As Table 1 shows, three pairs of specific primers were tested and verified for H. pylori DNA. HS primers were selected to detect the survival of H. pylori in the Ann Arbor wastewater treatment process by regular PCR. Thermal cycling of the PCR reaction was performed with an initial melting at 94°C for 15 min, and 30 cycles of denaturation at 94°C for 1 min, annealing at 65, 60, and 62°C for 1 min and extension at 72°C for 1 min with a final extension step at 72°C for 10 min.

Specific H. pylori real-time PCR based on SYBR green I fluorescence was carried out using HPF and HPR primers to amplify a 180 bp fragment in a Mastercycler pro Instrument (Eppendorf AG, Germany) to measure H. pylori copies in the wastewater treatment process and the receiving river. In the meantime, 338F and 518R were used to measure total bacterial copies by q-PCR. A positive control with H. pylori DNA was added to the q-PCR analysis.
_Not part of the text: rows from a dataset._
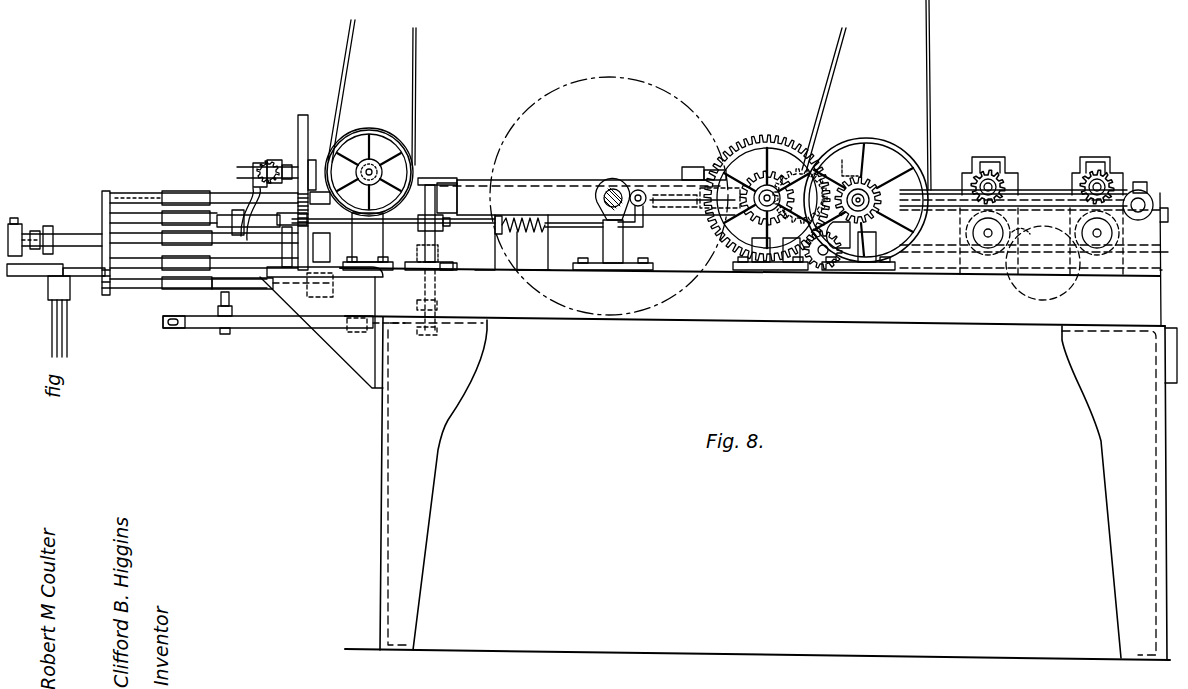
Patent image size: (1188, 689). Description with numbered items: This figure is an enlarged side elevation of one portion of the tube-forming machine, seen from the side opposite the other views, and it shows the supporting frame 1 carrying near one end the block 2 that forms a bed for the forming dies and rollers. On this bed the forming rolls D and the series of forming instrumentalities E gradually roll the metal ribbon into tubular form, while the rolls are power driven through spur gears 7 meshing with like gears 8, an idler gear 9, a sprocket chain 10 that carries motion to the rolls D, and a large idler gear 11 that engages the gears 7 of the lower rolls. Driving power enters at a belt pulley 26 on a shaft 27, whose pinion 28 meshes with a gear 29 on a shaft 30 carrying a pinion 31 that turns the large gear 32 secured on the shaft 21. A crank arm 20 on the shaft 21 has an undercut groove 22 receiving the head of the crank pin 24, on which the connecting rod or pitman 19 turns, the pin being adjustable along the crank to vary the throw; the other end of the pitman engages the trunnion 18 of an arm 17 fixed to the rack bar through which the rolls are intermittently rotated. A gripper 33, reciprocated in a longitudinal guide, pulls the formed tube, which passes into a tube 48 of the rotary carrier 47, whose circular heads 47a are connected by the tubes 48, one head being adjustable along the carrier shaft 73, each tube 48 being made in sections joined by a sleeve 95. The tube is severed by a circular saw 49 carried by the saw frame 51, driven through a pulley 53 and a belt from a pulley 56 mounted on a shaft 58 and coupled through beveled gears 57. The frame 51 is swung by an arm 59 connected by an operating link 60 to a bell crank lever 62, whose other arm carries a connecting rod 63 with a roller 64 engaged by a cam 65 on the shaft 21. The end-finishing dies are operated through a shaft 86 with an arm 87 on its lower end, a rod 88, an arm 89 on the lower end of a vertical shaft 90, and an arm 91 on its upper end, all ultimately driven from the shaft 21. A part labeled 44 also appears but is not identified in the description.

The supporting frame 1 is at (731, 322).
The block 2 is at (1160, 269).
The spur gear 7 is at (781, 264).
The gear 8 is at (843, 158).
The idler gear 9 is at (818, 268).
The sprocket chain 10 is at (935, 268).
The large idler gear 11 is at (1070, 287).
The arm 17 is at (1142, 182).
The trunnion 18 is at (1146, 198).
The connecting rod 19 is at (1036, 200).
The crank arm 20 is at (528, 190).
The shaft 21 is at (613, 190).
The undercut groove 22 is at (668, 215).
The crank pin 24 is at (720, 206).
The belt pulley 26 is at (899, 150).
The shaft 27 is at (866, 190).
The pinion 28 is at (866, 177).
The gear 29 is at (768, 172).
The shaft 30 is at (762, 170).
The pinion 31 is at (789, 172).
The large gear 32 is at (668, 93).
The gripper 33 is at (689, 168).
The arm 44 is at (712, 140).
The rotary carrier 47 is at (126, 289).
The circular heads 47a is at (106, 190).
The longitudinal tubes 48 is at (127, 212).
The circular saw 49 is at (304, 168).
The saw carrying frame 51 is at (265, 160).
The pulley 53 is at (304, 116).
The pulley 56 is at (370, 131).
The beveled gears 57 is at (356, 136).
The shaft 58 is at (376, 160).
The arm 59 is at (250, 185).
The operating link 60 is at (241, 229).
The bell crank lever 62 is at (273, 228).
The connecting rod 63 is at (367, 225).
The roller 64 is at (641, 190).
The cam 65 is at (606, 187).
The carrier shaft 73 is at (68, 234).
The shaft 86 is at (226, 330).
The arm 87 is at (200, 330).
The rod 88 is at (258, 330).
The arm 89 is at (405, 330).
The vertical shaft 90 is at (436, 182).
The arm 91 is at (420, 230).
The sleeve 95 is at (177, 212).
The forming rolls D is at (1027, 219).
The forming instrumentalities E is at (1169, 248).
All PCR products were analyzed by gel electrophoresis in a 1% (w/v) agarose gel prepared in 1.0x Tris acetate EDTA (TAE) buffer. Gels were run for 30 min at 90 V (BIO-RAD Sub-cell GT Agarose Gel Electrophoresis system; BIO-RAD Laboratories, California) and DNA bands examined under ultraviolet illumination.
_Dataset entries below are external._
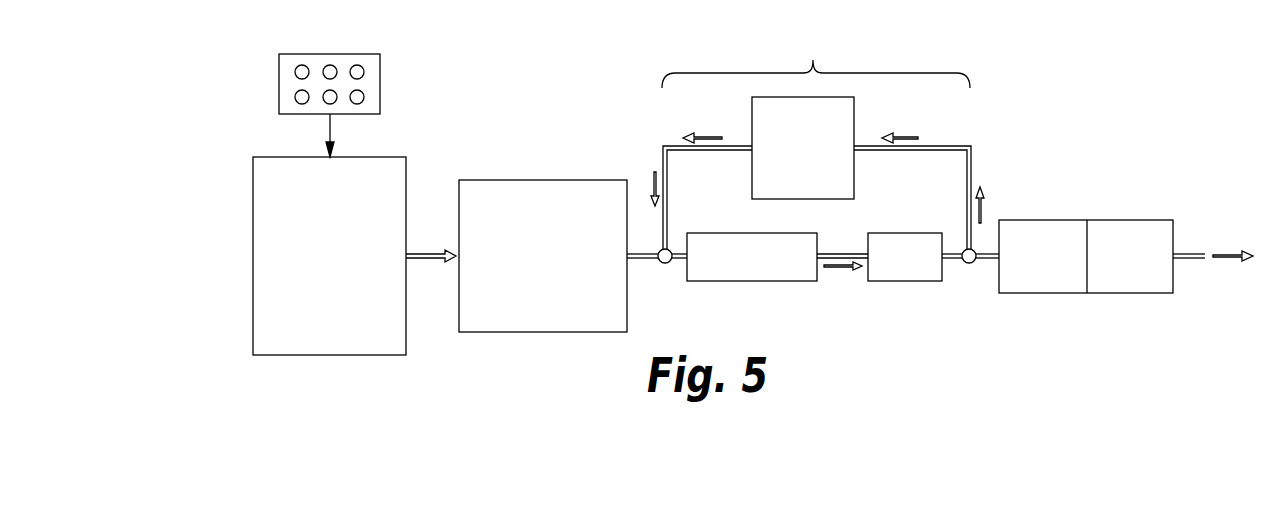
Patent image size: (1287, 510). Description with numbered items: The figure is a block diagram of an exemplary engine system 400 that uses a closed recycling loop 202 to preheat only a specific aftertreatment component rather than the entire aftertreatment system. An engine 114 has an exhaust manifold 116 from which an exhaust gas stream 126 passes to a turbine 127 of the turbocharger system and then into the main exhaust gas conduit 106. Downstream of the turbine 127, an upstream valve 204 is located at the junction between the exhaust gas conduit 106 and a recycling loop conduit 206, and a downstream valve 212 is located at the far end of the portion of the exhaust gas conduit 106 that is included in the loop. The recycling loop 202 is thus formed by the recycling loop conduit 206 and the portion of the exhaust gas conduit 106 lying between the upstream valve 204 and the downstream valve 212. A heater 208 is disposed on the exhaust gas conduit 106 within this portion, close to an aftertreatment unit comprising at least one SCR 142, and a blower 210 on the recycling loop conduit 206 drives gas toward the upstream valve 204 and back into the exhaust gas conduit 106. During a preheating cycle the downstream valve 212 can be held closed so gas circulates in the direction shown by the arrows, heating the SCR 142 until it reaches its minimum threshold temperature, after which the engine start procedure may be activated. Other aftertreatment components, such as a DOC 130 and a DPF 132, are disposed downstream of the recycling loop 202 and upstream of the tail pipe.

The engine system 400 is at (1112, 98).
The engine 114 is at (279, 84).
The exhaust manifold 116 is at (294, 357).
The exhaust gas stream 126 is at (432, 262).
The turbine 127 is at (483, 178).
The main exhaust gas conduit 106 is at (683, 262).
The upstream valve 204 is at (665, 264).
The downstream valve 212 is at (969, 264).
The recycling loop conduit 206 is at (661, 155).
The recycling loop 202 is at (816, 60).
The blower 210 is at (855, 110).
The heater 208 is at (700, 232).
The SCR 142 is at (928, 232).
The DOC 130 is at (1138, 218).
The DPF 132 is at (1060, 218).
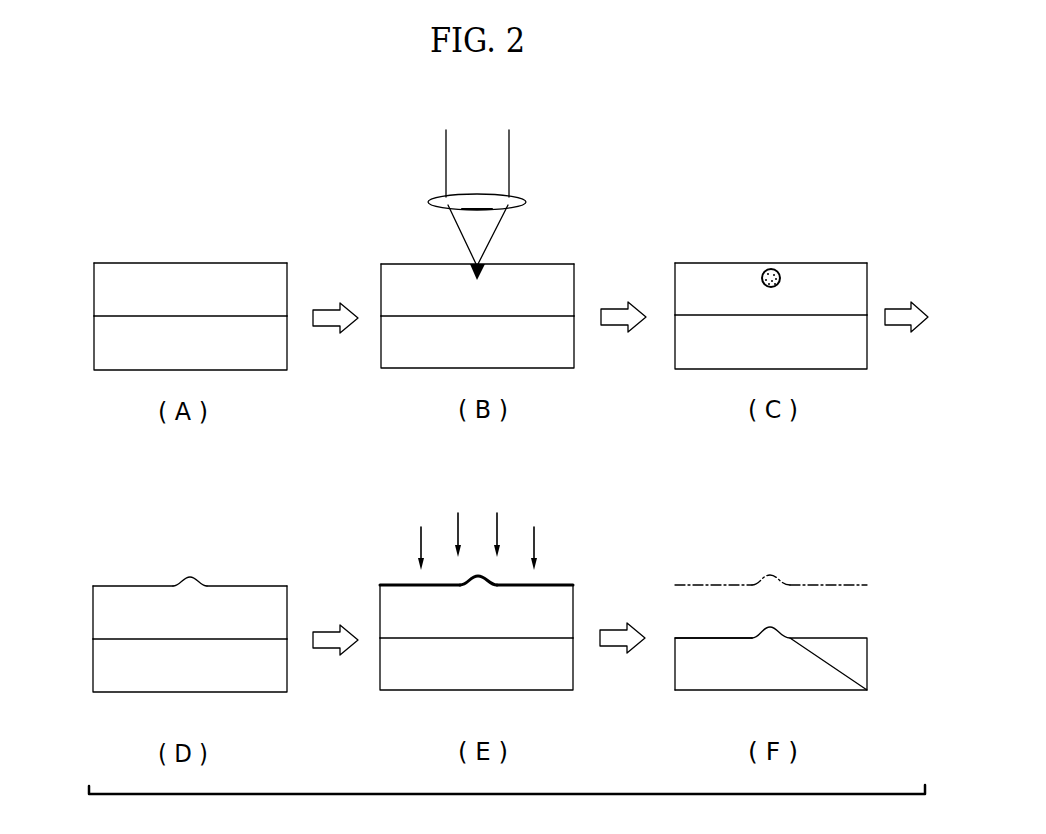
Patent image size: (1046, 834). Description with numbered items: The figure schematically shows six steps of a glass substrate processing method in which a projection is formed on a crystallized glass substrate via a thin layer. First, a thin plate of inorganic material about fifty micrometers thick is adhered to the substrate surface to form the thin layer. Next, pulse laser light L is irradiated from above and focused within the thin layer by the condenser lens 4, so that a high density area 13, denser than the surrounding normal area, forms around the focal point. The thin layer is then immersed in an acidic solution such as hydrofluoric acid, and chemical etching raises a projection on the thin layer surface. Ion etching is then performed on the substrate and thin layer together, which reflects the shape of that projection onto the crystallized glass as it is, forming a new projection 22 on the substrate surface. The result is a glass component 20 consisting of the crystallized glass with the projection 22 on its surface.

The pulse laser light L is at (446, 141).
The condenser lens 4 is at (516, 198).
The high density area 13 is at (770, 268).
The glass component 20 is at (882, 621).
The projection 22 is at (772, 637).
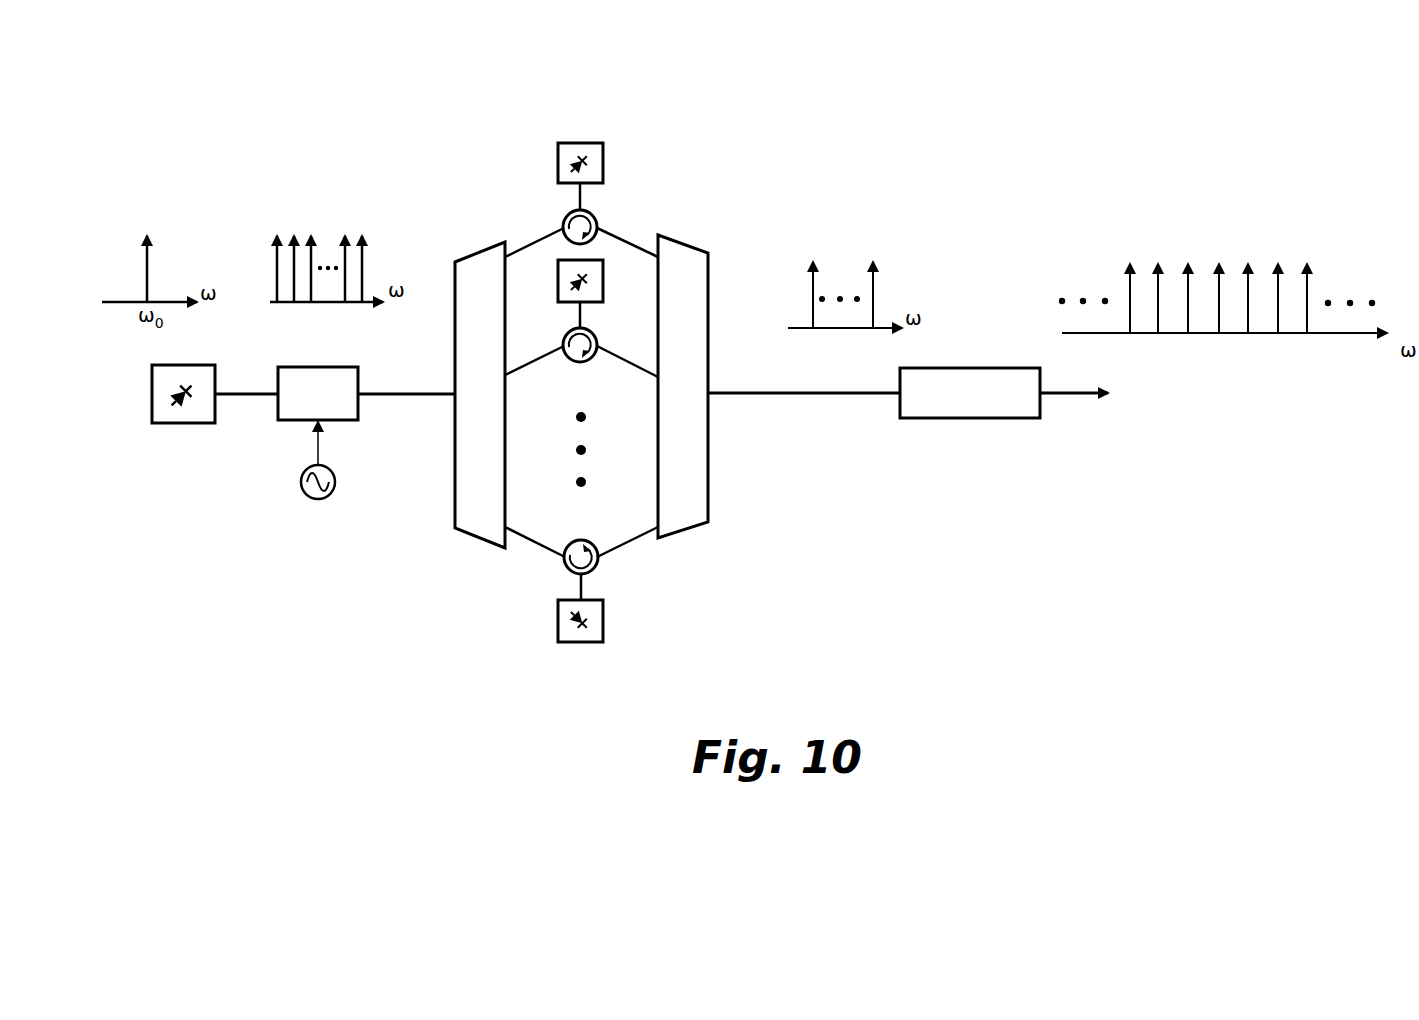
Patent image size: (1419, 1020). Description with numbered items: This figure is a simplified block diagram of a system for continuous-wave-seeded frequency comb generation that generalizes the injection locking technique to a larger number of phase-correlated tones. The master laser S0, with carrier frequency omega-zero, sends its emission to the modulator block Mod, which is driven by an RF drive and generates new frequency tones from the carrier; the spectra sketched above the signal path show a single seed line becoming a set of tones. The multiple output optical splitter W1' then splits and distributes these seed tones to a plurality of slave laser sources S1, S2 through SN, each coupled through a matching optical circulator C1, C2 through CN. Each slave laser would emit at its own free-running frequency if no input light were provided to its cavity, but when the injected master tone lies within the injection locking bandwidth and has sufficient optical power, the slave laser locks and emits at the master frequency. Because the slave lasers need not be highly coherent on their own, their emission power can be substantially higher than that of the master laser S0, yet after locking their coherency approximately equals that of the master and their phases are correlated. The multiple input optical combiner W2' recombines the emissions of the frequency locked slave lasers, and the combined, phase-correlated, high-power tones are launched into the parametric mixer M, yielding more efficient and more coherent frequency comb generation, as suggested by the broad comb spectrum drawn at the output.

The master laser S0 is at (162, 394).
The modulator block Mod is at (318, 393).
The multiple output optical splitter W1' is at (481, 395).
The multiple input optical combiner W2' is at (684, 386).
The slave laser S1 is at (606, 163).
The slave laser S2 is at (602, 281).
The slave laser SN is at (604, 621).
The optical circulator C1 is at (600, 220).
The optical circulator C2 is at (600, 341).
The optical circulator CN is at (602, 564).
The parametric mixer M is at (970, 393).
The real colony morphology of H. pylori was confirmed by culture plates with TSA and selective medium. H. pylori was found in all processed wastewater samples in Ann Arbor WWTP and the receiving Huron River. There are many antibiotic- and UV-resistant bacteria, including H. pylori, surviving in the final effluent of Ann Arbor WWTP and flowing into the Huron River.

This work was supported by the State Scholarship Fund of China Scholarship Council and Dr Chuanwu Xi's laboratory in the Department of Environmental Health, University of Michigan.